The decisive issue next week is Barack Obama. Can a Kenyan American become president? Despite the polls, I don't think so.

A Democrat is something like a Cubs fan. In the face of good news, he expects to lose. The experts think the Cubs are the best team in baseball, so of course they will lose because they are the Cubs. The Democrat is so accustomed to having defeat snatched away from the jaws of victory that he simply assumes it will happen again. And it turns out that he's right. Coyote is still out there, and he is still hungry.

The present campaign started when senator-to-be Obama addressed the Democratic convention in Boston four years ago. He was dazzling, a new and charismatic political face. He called for reconciliation in the American political game -- "not red states, not blue states but the United States." To most Americans, tired of the rancid ideological politics that pervaded the country, he proposed a radically different political style. He was brilliant, attractive, persuasive, hopeful. He would certainly run for president.

His rivals perceived that they had to destroy him. Early on, the way was prepared for their attacks by the haters on the Internet. He was a Muslim, he was anti-Semitic, no one knew who he was or where he came from. He didn't look like a proper American. For many people these arguments were decisive.

The next assault came from his fellow Democrats. He was too quick, too disciplined, too well-organized to disappear as he should have. Therefore the litany of contempt began. He lacked experience. He was not ready to be commander in chief. No one knew how he would act in time of crisis. He needed more seasoning. Others had worked for similar causes in the heat of the day. They were entitled. All he had ever done was give one good talk.

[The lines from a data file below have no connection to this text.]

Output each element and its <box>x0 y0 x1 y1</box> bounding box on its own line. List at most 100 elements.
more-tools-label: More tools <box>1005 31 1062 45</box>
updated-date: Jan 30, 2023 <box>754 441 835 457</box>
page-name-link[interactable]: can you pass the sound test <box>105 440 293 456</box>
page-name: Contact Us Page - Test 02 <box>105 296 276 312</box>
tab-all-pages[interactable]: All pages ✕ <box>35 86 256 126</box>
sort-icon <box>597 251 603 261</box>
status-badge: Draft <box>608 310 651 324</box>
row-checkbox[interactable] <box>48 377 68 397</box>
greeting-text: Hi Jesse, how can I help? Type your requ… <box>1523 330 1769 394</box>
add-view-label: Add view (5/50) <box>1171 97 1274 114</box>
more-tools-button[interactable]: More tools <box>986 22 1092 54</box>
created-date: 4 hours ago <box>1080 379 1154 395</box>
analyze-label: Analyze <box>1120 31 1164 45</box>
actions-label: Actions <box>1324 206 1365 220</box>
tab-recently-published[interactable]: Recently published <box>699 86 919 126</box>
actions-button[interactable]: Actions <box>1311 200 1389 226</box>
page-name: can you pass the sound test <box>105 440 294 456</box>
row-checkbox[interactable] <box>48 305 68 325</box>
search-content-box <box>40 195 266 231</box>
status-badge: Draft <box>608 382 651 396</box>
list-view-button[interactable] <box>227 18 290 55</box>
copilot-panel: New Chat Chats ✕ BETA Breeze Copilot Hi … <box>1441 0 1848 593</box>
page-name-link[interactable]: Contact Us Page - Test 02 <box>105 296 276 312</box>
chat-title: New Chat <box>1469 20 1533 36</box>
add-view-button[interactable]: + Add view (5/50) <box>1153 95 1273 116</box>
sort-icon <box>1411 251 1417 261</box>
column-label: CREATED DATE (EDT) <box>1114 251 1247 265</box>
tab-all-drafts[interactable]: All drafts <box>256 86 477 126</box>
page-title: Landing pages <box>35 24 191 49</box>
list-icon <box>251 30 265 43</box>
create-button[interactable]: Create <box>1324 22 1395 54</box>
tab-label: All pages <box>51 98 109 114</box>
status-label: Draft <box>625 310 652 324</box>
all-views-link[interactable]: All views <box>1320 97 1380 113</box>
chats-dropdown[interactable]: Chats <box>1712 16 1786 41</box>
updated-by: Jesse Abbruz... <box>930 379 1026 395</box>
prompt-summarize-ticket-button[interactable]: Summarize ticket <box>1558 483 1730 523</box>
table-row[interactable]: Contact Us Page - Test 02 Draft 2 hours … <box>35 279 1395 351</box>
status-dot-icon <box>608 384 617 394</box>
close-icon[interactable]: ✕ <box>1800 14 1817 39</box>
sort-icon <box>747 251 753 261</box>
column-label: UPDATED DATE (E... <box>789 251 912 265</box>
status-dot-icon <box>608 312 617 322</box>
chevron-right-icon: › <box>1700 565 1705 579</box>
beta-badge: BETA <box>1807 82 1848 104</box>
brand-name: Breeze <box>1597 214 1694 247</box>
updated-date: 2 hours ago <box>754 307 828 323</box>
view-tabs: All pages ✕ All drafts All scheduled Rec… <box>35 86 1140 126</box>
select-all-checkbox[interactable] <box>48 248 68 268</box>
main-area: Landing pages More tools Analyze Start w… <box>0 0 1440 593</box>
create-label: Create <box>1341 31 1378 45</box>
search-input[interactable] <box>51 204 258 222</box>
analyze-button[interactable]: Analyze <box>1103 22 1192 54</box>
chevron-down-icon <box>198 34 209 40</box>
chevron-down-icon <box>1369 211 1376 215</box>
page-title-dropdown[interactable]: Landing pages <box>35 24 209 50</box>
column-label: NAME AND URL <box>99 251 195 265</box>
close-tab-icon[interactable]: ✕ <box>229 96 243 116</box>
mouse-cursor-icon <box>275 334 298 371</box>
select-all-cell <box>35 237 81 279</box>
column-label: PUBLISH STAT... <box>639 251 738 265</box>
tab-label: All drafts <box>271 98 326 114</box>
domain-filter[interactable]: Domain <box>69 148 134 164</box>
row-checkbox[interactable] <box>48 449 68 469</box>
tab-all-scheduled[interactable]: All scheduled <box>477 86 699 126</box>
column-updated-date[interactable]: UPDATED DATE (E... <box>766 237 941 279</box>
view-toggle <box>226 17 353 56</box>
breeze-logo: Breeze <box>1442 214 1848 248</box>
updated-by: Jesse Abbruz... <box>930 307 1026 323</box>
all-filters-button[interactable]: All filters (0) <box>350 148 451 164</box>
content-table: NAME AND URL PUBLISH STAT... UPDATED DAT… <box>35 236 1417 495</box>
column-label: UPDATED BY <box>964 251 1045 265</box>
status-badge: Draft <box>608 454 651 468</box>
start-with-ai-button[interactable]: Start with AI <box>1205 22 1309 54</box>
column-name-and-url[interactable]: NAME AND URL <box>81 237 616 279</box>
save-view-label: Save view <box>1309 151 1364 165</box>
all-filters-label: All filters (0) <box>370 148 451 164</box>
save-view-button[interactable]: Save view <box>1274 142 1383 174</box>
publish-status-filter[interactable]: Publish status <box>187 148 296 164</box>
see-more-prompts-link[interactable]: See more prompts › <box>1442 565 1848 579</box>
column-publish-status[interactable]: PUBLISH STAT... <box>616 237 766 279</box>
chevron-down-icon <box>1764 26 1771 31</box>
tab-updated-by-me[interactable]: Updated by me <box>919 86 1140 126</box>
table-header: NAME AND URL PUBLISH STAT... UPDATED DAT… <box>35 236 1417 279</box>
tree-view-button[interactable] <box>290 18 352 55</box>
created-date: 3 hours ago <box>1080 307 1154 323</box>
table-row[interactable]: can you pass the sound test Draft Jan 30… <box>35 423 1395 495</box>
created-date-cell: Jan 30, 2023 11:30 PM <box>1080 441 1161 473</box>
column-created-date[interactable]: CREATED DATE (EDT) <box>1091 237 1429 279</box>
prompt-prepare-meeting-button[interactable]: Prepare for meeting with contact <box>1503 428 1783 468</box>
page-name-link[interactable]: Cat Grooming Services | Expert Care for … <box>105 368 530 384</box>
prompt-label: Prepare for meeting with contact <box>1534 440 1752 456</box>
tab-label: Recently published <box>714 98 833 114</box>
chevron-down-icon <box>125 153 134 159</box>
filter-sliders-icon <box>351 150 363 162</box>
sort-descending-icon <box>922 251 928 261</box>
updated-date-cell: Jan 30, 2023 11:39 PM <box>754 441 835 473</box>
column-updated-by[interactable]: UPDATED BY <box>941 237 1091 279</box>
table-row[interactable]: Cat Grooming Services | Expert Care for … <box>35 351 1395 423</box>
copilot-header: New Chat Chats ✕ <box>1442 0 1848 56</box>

Looking back at the last year, it is astonishing that he survived to the Democratic convention. But he surprised everyone. He established a national organization that mirrored the Chicago precinct system, he raised a large treasury by appealing on the Internet. He answered questions and objections with grace. So his madcap clergyman was summoned, and then a friend who had been a member of the Weathermen terrorist group long ago.

His opposition to the war and more recently his plans for the economic crisis were popular and effective. His response to these challenges had to be erased from the agenda.

If his opponent was going to do him in, he would have to attack Sen. Obama's character, a favorite strategy of Republicans for the last 20 years. He was a celebrity, as shallow as the pop tarts. His eloquence was phony. He was an extreme liberal, he was a socialist, he was a terrorist. He was a threat to the American way of life, he was not like the rest of us. He was not a patriotic American. In a time of crisis the country needed a proven, patriotic American.

In other words, he faced the same race card that President Nixon played in 1972, only the card had another name now -- "experienced, patriotic, American."

Whether the card will trump his talents and charm remains to be seen. It probably depends on the votes of younger Americans as the phenomenon of cohort replacement changes the tone and agenda of the nation.

Is the race card, appropriately renamed, as powerful as it used to be? Whatever the polls may say, I think it still has enough power to tip the election in the Republican direction. And then Sarah Palin will be a heartbeat away from the Oval Office.